I don't see this as backlash by Americans against free markets in general. This is more about the need for better oversites being applied to the mortgage lending industry and we shouldn't go beyond that with this. As for high oil prices stop buying so many SUV's.
You are in a recession. That means that free markets are experiencing a backlash. I think Americans have every right to take whatever attitude they wish to that phenomenon.
"Free market" my foot. How can you say we have a free market when that market is manipulated by a private banking cartel that prints money out of nothing while creating artificially low interest rates, making the paper fiat currency we call the dollar more and more worthless with each passing day?
No, Allison, he's just repeating what Maria Bartiromo told him on CNBC. Wanna know something else? George Bush wants to save Iranian children by bombing their country back into the stone age. It's true. I also deficate bricks of gold... but don't tell anyone.
Yeah, I mean she looks pretty nice, therefore I doubt she would be feeding her viewers a bunch of scripted nonsense telling us that everything is OK and that we should just relax because Bernanke has everything under control. Same with the Fox News babes. They would never try to sell me propaganda. They smile at all the right times and they just seem so down to earth. What they're telling me MUST be true. So what I have learned is that the economy is doing great and we might have to go into Iran because that Ahmadinejad guy wants to blow us up or something. Therefore I support that because he is an evil doer.

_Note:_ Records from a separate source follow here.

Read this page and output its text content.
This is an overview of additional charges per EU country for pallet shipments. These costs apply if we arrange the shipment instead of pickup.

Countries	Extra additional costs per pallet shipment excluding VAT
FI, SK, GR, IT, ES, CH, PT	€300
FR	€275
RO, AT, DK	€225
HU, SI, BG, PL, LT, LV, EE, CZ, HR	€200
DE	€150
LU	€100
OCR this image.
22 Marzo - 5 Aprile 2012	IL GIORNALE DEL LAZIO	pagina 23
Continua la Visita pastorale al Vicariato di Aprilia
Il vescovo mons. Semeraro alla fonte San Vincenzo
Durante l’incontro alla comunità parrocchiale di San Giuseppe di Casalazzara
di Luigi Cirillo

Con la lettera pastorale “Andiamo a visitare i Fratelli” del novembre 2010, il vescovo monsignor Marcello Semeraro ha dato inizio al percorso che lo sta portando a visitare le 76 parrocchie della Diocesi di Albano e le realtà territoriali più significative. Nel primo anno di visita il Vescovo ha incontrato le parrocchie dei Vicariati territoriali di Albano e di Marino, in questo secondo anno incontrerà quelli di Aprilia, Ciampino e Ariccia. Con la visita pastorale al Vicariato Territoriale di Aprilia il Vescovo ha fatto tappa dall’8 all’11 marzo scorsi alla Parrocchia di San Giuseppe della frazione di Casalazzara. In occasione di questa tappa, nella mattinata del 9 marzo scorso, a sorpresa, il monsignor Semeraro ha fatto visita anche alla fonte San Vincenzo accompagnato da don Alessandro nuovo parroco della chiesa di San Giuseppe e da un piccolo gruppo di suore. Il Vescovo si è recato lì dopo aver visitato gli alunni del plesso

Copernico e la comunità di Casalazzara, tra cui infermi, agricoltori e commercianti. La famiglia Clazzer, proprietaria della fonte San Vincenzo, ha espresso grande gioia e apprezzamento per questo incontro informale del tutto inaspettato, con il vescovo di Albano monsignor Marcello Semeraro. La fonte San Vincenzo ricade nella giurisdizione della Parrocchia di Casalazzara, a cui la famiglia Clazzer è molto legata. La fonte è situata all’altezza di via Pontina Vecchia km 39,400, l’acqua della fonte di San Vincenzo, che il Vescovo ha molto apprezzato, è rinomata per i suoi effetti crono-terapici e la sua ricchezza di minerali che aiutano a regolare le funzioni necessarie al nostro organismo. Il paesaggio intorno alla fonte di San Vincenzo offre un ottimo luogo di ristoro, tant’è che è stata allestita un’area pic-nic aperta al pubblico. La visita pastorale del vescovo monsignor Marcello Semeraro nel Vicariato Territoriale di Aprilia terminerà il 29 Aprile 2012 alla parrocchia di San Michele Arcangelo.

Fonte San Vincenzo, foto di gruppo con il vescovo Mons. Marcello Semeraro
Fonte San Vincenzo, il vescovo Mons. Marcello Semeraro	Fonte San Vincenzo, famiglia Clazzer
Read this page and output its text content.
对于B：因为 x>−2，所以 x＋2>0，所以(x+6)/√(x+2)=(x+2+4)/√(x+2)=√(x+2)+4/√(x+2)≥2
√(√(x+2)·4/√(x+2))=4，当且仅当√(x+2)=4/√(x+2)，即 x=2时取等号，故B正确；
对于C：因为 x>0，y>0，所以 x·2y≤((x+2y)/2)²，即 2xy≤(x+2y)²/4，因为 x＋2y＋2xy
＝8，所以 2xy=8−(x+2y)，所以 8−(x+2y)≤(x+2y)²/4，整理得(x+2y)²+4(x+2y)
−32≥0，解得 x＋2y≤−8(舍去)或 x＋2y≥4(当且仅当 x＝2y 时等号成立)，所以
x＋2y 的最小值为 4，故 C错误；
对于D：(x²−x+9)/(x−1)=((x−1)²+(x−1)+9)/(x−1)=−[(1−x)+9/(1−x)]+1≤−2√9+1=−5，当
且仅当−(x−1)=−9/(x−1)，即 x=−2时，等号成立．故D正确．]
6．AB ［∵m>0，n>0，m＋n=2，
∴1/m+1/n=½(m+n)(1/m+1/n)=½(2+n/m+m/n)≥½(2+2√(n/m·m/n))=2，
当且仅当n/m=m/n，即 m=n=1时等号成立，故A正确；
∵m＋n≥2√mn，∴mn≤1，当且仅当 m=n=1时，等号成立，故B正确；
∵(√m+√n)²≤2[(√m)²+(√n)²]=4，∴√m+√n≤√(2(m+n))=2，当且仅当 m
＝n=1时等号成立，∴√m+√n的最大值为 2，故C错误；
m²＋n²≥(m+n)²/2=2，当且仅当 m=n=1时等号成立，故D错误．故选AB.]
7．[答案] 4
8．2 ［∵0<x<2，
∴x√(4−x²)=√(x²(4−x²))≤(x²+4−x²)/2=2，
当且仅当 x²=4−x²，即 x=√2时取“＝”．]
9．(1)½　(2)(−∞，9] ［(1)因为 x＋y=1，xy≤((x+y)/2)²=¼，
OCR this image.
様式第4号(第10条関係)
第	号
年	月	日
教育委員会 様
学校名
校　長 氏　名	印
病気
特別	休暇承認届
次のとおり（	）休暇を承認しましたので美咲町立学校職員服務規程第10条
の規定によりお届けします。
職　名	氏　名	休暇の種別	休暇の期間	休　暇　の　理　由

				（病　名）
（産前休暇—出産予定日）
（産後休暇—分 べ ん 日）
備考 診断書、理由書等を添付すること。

Are you folks talking "recession" in the casual/slang sense, or by what the word actually means when talking about macro economics? Economists have a rather precise definition (two full consecutive quarters of decline in a nation's GDP), and I don't think our current economic situation fits that definition. What we've seen in past "recessions" (slang sense) is a situation where GDP continues to grow, but productivity grows even faster, and we all know what happens when that occurs, and it hurts like hell.
There should be much better oversight of many things not only the mortgage lending industry. I don't think there is anything like a free market that exists currently. If we looked at all trade I think we would see someone is always being protected in one sense or another. And it's time the worker/laborer was offered more protection on national levels than multnational corporations that shirk their tax/societal responsibilities. Why should they be protected, they are reaping record profits, one would think they could protect themselves without resorting to working our governments against the society's interests. Why not stop selling the SUVs, over the more economical models if the vehicle industry wishes to be responsible, but is it they feel no inherent responsibility? I see it as a backlash, and a justified one that multinationals should wake up and be aware of if they wish to continue to do business with the US working citizen. If you feel China and other countries can provide all the consumers you need then why even give the US consumer another thought? Perhaps your not, you've already written us off. I am fine with only buying locally produced goods. How do you feel about selling your goods only in China?
Hard to accurately equate when they keep changing the terms of the equation. But I think most of us trying to get by know what the economic situation is even when the pundits tell us everything is just rosey. Back last year many in the rest of the world saw us in a recession, and they are our investors: http://www.reuters.com/article/busi...Type=RSS&feedName=businessNews&rpc=23&sp=true What benefit does it do for us to ignore or deny it?
It is an unfortunate reality that every time a recession (or a downturn, if you prefer to call it) rolls around, people lose faith in the free market economy. Since the this one coincides with an election, we're likely to see a lot of populist economics on the campaign trail. Hopefully we won't spill over into the complete economic illiteracy of people who read conspiracy websites and breathlessly repeat whatever they are told to think.
Right on. You always cut to the chase. Markets that are manipulated by governments that control currency to gain trade advantages, or to protect stock investors as stock prices slump by making borrowing easier, or to underwrite home loans that ought never have been made, or who steal bond investors money with cheapened rates are far from free. I don't know that private banking cartels print money, but the Federal Reserve certainly does and debases the currency regularly.